While in Seattle for a long weekend we decided to check out the Starbucks Reserve Roastery, the ultimate showcase of Starbucks coffee. This cafe was clearly designed to be the adult coffee equivalent of Wonka’s Chocolate Factory.
The roastery was about a ten minute walk slightly uphill from the monorail station.

Here is the side entrance of the Starbucks Reserve Roastery

I really like the symbol with the star over the R – it looks great and the design in simple and clean.

The upper level has set of five coffee beans – fed by tubes, a few Clover machines, two large espresso machines, a handful of automatic pour-over stations and a row of siphon brewers.
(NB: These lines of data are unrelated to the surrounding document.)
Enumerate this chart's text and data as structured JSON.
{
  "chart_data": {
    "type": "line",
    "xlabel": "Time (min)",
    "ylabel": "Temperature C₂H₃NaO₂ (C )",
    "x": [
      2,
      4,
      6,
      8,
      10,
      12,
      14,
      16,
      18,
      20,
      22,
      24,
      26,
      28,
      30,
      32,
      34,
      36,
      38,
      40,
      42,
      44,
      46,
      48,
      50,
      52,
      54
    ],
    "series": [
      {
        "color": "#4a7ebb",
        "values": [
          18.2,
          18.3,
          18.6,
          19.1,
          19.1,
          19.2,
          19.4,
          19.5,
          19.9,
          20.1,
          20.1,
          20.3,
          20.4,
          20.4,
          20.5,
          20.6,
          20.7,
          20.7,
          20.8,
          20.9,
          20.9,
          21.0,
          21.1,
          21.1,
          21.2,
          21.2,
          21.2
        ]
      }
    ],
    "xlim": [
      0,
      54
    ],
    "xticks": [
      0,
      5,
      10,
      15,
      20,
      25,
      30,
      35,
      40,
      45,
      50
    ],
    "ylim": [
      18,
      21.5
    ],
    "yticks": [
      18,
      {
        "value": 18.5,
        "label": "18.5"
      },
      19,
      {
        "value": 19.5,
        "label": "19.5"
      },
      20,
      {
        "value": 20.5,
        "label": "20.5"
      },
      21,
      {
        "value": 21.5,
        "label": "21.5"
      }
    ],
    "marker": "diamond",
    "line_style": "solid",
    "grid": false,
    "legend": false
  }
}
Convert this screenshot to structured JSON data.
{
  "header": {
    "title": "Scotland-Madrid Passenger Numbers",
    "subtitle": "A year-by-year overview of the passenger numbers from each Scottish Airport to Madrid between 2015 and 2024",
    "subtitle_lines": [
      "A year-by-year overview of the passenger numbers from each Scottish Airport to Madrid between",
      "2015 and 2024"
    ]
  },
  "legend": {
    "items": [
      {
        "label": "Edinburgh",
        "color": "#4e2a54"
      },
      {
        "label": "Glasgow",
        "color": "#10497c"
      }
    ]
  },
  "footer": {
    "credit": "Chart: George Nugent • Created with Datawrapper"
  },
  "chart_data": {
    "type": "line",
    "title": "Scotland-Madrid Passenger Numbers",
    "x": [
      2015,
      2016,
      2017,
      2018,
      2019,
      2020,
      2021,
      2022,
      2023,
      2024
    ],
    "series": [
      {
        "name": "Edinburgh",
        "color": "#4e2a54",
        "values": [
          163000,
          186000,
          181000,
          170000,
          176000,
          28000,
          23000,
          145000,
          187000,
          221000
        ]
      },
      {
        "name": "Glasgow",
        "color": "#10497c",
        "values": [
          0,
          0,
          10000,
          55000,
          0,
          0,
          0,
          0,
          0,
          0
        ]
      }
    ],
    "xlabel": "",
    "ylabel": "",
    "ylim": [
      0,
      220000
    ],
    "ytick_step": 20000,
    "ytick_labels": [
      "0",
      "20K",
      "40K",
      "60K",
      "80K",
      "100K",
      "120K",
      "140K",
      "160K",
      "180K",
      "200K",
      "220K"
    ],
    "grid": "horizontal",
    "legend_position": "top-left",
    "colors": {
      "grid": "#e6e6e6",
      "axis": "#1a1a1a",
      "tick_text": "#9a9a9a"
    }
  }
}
Probat roaster – front and center when you walk in

Computer controls for the Probat roaster

Burundi coffee of the day ready to be fed into the grate in the floor and sucked through tubes around the Roastery and over to the roaster.

Starbucks Reserve Roastery menu

Coffees ready to be ordered off the menu. It was a toss up for us between the two lightest roasted coffees on the menu, the Burundi and the Congo. Went with the Congo Lake Kivu.

Congo Lake Kivu coffee
This was a fun morning activity that involved coffee for the parents and hot chocolate and roast process spectating for the kids. We shared a pour-over Eastern D.R. Congo Lake Kivu coffee. Overall the coffee was very good… but not great. It was full-bodied and smooth but came up a little short of expectations; slightly burnt roast flavors covered up the nuances we have grown accustomed to in specialty coffee.
The coffee tasted halfway between regular Starbucks coffee and more lightly roasted specialty coffee. This did not surprise us as Starbucks has to meet people where they are and has built an incredibly successful brand by serving dark roasted coffee. Either way, this was a fun stop.
While in the neighborhood, we also headed over the Victrola Coffee Roaster a few doors up the street to grab a pour-over coffee to go. They had a Guatemalan coffee that edged out its Starbucks neighbor.
Resources:
Starbucks Reserve Roastery page
Check out this great review of the Starbucks Reserve Roastery by CoffeeReview Kenneth Davids with Jason Sarley. They purchased 8 Starbucks Reserve coffees from the Roastery and tasted them alongside 4 from the Allegro Roastery, 4 from Blue Bottle and 3 from Victrola Coffee Roaster. The Starbucks coffees were decent but all ended up on the bottom due to a longer roast time. Our single sample size of one coffee aligned with their cupping results.